I have a background in physics and I'm trying to get into antenna theory for a personal project. I had some questioning about standing waves, and reading Standing waves in Dipole antennas and the enlighting answers of @Vinzent, I would try to summarize and to point out some yet not-so-clear points:
The antenna is a continuation of the feed line coupled with vacuum by mean of an altered geometry. This alteration bring in impedence and reactances that can be modeled by an RLC circuit. Such circuit are know to resonate and store energy exchanging it between the C and the L component, the role of which in the antenna is played by E and H components of the induction field and by current and voltage standing waves. The resistive losses and radiative losses are restored by the feed-in voltage and current which are in phase and thus actually carry power.
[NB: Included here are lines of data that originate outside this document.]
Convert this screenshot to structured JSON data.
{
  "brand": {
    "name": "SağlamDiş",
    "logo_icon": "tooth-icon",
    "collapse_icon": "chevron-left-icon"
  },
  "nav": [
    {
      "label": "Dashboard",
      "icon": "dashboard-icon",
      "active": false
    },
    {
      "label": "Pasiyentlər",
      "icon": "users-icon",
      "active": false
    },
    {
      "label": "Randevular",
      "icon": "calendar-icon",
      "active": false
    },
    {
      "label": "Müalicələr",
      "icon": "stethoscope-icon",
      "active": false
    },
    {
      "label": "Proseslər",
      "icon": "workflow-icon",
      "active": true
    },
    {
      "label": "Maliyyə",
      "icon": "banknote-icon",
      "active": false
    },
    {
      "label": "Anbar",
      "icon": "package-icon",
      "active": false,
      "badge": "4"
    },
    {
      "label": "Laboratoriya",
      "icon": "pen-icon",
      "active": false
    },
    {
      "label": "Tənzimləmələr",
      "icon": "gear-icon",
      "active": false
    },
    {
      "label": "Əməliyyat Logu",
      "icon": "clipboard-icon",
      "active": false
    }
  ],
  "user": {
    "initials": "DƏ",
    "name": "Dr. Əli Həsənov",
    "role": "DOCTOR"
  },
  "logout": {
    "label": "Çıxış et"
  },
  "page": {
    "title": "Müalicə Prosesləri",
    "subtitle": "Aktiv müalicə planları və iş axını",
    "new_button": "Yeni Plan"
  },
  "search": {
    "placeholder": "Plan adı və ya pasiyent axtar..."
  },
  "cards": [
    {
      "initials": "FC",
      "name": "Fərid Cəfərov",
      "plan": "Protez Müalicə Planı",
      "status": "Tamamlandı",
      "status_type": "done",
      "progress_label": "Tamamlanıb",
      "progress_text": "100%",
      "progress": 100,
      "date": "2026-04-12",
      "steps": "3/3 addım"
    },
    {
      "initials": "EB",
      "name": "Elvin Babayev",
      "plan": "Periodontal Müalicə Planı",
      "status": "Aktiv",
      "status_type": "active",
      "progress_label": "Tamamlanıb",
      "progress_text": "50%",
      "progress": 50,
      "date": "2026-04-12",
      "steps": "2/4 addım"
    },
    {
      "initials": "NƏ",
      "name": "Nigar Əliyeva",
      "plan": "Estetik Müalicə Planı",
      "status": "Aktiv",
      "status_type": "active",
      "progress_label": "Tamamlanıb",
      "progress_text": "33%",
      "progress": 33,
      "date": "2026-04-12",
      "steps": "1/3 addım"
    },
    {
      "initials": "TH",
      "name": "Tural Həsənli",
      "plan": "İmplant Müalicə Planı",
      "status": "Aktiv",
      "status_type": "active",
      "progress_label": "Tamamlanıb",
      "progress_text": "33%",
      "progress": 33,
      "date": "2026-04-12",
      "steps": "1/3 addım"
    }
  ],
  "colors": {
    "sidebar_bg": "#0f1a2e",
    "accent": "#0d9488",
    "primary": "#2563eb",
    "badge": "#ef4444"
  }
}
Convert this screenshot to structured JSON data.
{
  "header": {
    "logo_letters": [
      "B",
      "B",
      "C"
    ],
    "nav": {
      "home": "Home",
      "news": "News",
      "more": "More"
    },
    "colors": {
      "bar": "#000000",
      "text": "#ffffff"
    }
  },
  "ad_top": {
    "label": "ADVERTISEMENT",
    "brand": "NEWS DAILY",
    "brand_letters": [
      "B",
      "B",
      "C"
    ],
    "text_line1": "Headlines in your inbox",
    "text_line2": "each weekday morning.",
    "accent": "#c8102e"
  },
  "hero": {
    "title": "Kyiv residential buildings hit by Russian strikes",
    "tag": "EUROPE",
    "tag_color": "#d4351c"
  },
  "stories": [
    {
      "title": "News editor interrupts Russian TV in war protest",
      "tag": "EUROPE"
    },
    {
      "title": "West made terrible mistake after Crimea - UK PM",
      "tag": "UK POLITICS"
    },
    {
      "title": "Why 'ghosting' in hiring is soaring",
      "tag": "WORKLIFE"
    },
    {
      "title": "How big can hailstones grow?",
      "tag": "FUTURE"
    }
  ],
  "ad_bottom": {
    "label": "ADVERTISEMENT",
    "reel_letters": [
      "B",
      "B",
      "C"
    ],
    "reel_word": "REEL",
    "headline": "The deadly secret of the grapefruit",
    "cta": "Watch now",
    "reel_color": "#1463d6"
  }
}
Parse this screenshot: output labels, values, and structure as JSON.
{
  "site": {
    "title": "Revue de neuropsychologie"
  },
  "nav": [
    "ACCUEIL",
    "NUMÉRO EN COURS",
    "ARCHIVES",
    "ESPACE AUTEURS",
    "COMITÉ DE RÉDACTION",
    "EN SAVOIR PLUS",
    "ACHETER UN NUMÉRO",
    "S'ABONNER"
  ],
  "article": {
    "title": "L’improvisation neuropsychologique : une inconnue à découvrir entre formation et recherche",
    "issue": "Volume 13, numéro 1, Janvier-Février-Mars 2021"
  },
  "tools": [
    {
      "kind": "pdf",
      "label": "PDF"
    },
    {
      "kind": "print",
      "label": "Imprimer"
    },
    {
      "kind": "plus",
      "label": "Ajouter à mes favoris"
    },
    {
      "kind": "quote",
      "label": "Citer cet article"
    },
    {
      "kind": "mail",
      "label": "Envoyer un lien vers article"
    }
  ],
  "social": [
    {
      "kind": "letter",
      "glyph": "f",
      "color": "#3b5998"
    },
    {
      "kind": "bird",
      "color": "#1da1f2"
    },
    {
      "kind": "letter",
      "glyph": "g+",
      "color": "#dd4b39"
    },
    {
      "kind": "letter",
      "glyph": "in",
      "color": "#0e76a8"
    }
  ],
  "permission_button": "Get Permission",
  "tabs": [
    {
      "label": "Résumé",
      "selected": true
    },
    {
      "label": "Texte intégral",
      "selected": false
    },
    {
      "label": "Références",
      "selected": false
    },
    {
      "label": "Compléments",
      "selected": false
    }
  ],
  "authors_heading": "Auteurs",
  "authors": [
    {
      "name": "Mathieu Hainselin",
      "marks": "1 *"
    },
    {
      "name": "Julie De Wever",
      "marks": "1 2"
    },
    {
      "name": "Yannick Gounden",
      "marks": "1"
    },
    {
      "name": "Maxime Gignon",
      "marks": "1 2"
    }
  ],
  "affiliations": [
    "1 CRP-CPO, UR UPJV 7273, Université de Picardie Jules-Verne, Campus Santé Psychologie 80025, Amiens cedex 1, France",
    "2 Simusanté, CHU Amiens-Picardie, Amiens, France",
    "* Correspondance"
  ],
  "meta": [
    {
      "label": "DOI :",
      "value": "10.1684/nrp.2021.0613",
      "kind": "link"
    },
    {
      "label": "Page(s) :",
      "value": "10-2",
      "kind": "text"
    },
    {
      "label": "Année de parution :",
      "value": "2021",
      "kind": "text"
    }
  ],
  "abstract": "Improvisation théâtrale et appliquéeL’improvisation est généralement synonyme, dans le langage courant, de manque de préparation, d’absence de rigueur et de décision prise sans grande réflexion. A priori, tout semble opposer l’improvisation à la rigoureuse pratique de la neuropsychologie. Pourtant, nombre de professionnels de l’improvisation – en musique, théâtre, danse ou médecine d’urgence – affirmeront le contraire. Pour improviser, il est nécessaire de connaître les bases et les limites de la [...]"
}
What I still don't understand well is why the waves reflected from antenna tips do not propagate back across feed line. Maybe an impedance missmatch, as seen from antenna towards line, prevents this to happen? If so, such mismatch would not simmetrically affect line signal and reflect it back to source? Also, the statements: Resonance however is not to be confused with standing waves. I would advise you to read up on resonant circuits, I think it can help you understand what happens to the wave inside the antenna (it is roughly equivalent to a parallel RLC circuit) are highly confusing. A standing wave is a physical phenomena that occurs everywhere there is a oscillations susceptible closed system, bounded by some boundary conditions. Resonance is the response of an oscillating system to some forcing term. Eg: A guitar string oscillates by mean of standing waves and can be in resonance with a sound source. Both these aspects are present in an antenna. The equivalence with an RLC circuit can be invoked because of some real analogy, but the antenna is a physical system and thus each statement, Eg. "standing waves do not propagare back to line" must have a physical explanation, which, at the moment, I was not able to find even in literature.
Thanks for any comment.
As pointed out by @user287001 the wave equations must be solved simultaneously around the whole rods to get any idea what happens. this is clear. Also, you are affirming that the standing wave is a consequence of the solution of this equation (precisely the induction field part) not of the reflection by antenna tips. This make sense. However, I would like to note that if the standing wave assumption works good in describing the current, voltage and the field also outside the antenna (e. g. there is a derivation of the radiation lobe for the short dipole based on this) probabily it is because there is really a standing wave in the antenna, so there must be a reason why this oscillation does not propagate back to line, and the only possibility seems to me an impedance mismatch towards the line. This is not asking a miracle, is simply asking physical consistency to a model.